Soledad se relajó un poco. Dio un sorbo a su chocolate y lo observó por encima del borde de la taza.

—¿Cómo fue todo? ¿Encontraste a la persona que buscabas?

Tomás asintió.

—Sí. Fue difícil… pero valió la pena.

—¿Y estabas solo? —preguntó con falsa inocencia.

Él la miró, no con reproche, sino con una calma que venía de la resignación.

—Sí. Al final, siempre lo estoy.

Soledad bajó la mirada. Por un segundo, sus dedos buscaron los de él sobre la mesa, apenas se rozaron, pero esta vez no se atrevió a tomar su mano, volviendo a su taza como si nada hubiera pasado.

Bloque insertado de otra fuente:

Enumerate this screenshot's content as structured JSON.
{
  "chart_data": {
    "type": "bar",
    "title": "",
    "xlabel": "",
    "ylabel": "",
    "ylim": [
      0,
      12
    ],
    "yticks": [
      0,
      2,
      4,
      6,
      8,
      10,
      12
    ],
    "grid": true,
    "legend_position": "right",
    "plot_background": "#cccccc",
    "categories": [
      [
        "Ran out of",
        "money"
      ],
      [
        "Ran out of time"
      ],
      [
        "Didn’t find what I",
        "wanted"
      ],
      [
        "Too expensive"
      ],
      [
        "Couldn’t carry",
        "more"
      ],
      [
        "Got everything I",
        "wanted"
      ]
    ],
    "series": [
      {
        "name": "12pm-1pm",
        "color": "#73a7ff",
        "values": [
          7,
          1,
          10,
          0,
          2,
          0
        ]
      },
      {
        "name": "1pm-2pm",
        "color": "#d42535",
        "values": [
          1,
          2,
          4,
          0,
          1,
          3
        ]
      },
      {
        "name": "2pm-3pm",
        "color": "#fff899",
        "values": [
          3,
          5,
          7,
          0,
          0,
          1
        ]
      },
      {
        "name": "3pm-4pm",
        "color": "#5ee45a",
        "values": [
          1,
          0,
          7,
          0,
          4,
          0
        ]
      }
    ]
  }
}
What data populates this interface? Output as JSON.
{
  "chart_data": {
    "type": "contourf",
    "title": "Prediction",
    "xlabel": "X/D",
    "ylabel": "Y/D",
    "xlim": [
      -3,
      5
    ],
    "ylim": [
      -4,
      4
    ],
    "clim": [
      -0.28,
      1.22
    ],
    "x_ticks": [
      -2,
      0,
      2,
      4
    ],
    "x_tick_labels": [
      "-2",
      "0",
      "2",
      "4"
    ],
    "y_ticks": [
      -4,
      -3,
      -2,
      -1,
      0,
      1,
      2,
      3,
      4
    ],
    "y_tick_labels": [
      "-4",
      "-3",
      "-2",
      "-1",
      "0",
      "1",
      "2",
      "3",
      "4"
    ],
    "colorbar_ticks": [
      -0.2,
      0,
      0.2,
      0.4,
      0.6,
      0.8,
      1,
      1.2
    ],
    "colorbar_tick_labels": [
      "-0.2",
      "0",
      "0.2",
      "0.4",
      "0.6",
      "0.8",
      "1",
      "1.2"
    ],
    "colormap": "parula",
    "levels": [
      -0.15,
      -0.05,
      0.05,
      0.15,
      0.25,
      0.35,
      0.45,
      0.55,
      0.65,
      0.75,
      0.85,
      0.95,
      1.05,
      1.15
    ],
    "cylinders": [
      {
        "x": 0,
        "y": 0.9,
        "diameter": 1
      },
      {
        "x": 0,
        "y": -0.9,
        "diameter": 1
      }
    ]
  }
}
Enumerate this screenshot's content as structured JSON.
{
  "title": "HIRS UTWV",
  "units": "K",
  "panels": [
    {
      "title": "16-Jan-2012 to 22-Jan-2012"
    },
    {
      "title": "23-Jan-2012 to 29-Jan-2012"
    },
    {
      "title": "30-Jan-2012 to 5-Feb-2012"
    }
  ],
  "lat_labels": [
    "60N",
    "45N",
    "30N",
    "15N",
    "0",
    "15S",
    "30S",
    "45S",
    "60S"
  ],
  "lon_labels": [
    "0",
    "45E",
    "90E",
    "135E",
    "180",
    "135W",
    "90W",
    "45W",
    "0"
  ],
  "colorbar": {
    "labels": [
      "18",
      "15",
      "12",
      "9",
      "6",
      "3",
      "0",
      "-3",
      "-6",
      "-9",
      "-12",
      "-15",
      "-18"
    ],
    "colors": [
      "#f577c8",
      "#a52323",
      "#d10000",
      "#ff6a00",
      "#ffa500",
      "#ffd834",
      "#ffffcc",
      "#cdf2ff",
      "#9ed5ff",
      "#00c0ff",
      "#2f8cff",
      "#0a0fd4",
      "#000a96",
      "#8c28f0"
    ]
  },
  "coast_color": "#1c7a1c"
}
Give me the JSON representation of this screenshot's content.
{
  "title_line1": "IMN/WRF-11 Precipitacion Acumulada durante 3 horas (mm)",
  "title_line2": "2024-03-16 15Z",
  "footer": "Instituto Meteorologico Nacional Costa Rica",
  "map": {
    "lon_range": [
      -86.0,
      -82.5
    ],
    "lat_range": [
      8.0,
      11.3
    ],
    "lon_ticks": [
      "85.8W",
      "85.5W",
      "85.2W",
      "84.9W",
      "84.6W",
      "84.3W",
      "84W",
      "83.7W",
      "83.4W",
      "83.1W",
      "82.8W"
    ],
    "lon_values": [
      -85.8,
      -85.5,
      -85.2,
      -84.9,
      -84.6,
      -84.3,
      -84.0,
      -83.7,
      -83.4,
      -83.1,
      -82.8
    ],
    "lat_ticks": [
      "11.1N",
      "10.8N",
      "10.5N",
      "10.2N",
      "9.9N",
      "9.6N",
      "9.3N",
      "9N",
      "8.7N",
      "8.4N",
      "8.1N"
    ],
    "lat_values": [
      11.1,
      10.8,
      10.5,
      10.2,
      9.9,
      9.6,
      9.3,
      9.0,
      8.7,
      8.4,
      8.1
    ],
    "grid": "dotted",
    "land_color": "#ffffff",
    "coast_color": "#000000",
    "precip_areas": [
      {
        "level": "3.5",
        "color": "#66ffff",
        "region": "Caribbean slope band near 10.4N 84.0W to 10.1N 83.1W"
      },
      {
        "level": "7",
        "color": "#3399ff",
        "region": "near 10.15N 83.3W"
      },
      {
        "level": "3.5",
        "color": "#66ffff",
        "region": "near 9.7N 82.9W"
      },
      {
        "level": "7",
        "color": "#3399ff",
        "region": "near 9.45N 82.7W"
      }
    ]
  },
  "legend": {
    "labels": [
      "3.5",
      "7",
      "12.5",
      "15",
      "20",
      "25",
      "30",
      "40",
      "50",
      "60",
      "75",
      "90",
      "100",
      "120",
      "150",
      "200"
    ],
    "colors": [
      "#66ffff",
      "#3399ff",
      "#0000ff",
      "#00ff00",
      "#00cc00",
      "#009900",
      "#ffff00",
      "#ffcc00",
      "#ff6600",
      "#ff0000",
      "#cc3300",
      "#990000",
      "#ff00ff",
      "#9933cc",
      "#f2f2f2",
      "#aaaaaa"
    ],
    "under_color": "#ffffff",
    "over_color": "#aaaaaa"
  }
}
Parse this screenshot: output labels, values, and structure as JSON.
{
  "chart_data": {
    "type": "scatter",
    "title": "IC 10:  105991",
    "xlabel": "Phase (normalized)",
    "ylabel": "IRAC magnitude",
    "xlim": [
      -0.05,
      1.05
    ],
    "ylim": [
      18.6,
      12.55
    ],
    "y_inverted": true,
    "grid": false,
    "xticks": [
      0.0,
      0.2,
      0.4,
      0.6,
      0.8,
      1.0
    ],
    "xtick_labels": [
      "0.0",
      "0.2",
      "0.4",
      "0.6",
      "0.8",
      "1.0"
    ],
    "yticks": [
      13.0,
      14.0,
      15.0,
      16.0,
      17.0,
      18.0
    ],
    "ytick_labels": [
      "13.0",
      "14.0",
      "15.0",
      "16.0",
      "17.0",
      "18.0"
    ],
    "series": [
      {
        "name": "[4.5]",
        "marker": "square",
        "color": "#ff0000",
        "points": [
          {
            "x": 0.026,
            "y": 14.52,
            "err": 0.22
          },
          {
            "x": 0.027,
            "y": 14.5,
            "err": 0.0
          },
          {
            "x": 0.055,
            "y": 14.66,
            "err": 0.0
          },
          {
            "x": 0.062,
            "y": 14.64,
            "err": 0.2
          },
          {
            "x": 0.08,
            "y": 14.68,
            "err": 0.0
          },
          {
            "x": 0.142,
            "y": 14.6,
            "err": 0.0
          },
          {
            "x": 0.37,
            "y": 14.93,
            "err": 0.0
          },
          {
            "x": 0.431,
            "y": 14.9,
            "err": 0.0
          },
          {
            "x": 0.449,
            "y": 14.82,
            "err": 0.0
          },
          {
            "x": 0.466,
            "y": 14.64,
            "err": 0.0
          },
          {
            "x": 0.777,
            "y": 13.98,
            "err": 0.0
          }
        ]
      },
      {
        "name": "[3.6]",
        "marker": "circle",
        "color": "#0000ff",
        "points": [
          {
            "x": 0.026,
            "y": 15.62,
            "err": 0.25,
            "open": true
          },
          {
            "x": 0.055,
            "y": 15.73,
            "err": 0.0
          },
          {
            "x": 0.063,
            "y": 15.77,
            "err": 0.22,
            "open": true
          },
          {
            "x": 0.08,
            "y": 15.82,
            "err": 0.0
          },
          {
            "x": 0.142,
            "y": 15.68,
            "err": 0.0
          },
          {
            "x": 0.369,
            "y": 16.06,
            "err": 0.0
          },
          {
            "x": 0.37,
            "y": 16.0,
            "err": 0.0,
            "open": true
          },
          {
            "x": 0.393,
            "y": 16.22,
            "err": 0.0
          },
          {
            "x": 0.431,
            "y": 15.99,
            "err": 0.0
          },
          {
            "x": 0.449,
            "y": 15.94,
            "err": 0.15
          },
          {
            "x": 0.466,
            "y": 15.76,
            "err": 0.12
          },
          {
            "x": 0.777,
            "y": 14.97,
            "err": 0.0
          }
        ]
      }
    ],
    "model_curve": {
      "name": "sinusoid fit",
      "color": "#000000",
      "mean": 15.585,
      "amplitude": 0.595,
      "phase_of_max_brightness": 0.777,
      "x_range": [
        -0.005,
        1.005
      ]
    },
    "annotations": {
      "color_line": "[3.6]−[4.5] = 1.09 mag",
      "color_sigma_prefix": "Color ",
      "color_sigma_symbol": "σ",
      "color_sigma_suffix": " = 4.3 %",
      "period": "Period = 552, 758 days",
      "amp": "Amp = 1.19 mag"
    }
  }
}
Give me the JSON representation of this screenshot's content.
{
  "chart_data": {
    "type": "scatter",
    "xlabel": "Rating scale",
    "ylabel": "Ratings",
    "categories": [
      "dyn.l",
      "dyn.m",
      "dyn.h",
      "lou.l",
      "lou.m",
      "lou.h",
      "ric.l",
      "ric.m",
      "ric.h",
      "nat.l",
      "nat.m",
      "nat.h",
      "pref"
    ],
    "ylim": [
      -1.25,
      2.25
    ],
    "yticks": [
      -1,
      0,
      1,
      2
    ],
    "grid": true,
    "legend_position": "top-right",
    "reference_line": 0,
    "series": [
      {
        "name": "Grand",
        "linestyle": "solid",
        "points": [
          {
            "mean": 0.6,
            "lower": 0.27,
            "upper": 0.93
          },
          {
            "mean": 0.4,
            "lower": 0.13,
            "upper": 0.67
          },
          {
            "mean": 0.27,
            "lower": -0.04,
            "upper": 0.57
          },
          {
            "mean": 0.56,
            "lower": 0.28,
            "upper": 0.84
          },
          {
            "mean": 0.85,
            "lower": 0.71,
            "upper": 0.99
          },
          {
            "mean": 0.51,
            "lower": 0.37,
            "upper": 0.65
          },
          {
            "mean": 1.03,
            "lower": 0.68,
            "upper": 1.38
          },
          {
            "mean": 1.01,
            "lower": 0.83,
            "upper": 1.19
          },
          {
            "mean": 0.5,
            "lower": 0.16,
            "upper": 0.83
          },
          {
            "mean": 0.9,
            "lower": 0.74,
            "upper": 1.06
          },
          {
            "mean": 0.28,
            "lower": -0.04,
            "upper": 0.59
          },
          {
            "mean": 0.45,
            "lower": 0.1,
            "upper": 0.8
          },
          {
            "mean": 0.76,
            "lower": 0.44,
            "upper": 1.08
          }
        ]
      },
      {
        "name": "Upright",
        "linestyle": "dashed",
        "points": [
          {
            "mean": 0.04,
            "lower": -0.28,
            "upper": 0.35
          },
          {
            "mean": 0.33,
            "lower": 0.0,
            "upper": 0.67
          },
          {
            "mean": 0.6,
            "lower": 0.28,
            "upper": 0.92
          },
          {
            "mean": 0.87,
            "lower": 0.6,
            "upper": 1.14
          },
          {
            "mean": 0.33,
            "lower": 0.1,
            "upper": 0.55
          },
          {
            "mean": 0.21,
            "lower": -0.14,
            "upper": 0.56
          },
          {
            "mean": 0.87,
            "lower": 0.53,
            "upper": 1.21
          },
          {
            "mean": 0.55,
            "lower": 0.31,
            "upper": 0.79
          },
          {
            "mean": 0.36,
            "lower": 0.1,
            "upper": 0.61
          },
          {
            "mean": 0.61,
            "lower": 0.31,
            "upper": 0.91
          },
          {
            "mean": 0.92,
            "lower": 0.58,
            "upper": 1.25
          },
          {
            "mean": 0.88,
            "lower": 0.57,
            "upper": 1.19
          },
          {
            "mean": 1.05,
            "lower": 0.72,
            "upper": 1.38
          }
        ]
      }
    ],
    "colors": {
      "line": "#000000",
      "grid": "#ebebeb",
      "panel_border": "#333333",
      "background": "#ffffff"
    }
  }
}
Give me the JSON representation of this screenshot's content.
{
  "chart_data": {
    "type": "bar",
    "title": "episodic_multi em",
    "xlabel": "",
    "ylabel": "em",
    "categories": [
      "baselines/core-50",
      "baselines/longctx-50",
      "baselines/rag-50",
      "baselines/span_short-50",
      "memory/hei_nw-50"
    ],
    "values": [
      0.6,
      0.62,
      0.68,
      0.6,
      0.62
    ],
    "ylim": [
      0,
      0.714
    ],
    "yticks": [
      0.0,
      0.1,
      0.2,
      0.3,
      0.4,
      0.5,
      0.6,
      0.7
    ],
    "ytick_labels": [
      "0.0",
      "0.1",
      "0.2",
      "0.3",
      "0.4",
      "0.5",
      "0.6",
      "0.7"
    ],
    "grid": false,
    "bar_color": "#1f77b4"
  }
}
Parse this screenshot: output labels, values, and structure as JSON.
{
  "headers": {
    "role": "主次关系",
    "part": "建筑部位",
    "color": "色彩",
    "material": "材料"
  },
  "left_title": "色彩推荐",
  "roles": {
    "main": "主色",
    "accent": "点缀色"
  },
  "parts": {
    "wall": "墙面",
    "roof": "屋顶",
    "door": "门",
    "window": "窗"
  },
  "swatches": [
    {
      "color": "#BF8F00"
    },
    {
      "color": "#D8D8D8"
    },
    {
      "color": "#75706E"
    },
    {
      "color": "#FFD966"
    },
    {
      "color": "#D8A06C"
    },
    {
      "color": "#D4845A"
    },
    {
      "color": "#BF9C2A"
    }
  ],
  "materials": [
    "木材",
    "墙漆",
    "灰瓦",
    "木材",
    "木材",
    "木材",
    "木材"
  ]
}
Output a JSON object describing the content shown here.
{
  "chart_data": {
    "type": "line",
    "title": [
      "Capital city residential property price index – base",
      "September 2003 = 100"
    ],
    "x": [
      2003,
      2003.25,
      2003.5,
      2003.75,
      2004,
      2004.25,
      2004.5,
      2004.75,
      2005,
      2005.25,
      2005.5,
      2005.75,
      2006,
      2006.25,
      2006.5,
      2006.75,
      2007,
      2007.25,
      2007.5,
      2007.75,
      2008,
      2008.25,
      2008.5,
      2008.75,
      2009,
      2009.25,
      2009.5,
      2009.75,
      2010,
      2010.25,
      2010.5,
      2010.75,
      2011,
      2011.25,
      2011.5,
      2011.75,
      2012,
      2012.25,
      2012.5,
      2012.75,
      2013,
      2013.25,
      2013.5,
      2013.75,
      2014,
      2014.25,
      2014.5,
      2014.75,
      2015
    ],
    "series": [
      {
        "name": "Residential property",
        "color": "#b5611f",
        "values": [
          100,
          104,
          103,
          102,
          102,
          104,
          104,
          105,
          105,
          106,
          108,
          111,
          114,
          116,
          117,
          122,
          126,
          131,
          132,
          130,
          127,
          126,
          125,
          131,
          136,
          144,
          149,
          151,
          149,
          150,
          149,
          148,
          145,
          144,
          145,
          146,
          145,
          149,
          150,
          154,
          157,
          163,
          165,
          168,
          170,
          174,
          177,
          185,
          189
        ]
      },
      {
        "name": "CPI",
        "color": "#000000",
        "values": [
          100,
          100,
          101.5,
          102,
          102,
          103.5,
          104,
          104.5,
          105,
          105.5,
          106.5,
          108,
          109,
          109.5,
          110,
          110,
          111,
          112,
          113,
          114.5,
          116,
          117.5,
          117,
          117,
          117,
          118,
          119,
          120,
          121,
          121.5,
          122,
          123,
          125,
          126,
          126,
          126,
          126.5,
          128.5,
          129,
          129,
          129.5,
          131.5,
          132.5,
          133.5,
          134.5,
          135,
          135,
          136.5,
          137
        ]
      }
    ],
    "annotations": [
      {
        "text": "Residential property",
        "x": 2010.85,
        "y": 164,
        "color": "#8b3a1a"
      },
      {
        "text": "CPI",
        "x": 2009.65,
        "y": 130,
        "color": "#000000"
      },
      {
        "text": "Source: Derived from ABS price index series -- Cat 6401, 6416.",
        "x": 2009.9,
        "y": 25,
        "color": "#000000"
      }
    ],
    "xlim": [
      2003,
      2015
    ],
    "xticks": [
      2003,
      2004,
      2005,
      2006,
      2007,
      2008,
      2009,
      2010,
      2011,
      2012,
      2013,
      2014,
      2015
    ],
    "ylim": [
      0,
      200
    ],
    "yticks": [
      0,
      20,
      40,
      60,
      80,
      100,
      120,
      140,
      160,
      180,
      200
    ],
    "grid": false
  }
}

—Sabes… a veces uno no elige estar lejos. Solo… no sabe cómo estar cerca.

—Supongo que es más fácil cuando no hay nada en juego —dijo Tomás, casi en un susurro.

—¿Y si sí hay algo? —preguntó ella, casi sin querer.

Sus miradas se cruzaron entonces. Fue apenas un segundo, pero cargado de todo aquello que ninguno de los dos estaba dispuesto a decir.

Siguieron conversando un rato más. Trivialidades, chistes, anécdotas sueltas. El tipo de conversación que se tiene cuando se quiere evitar una despedida definitiva. Cuando salieron del café, la llovizna había cesado y el cielo mostraba apenas una rendija de luz.

—Gracias por venir —dijo ella.

—Gracias por invitarme —respondió él.

Caminaron unos pasos juntos. Luego se despidieron, sin abrazos, sin promesas. Solo un gesto con la mano y esa mirada a medias que decía "nos vemos pronto" sin saber si sería verdad.

Y mientras Tomás se alejaba, pensó que a veces el cariño era eso: un lugar al que uno vuelve, incluso sabiendo que no lo van a esperar.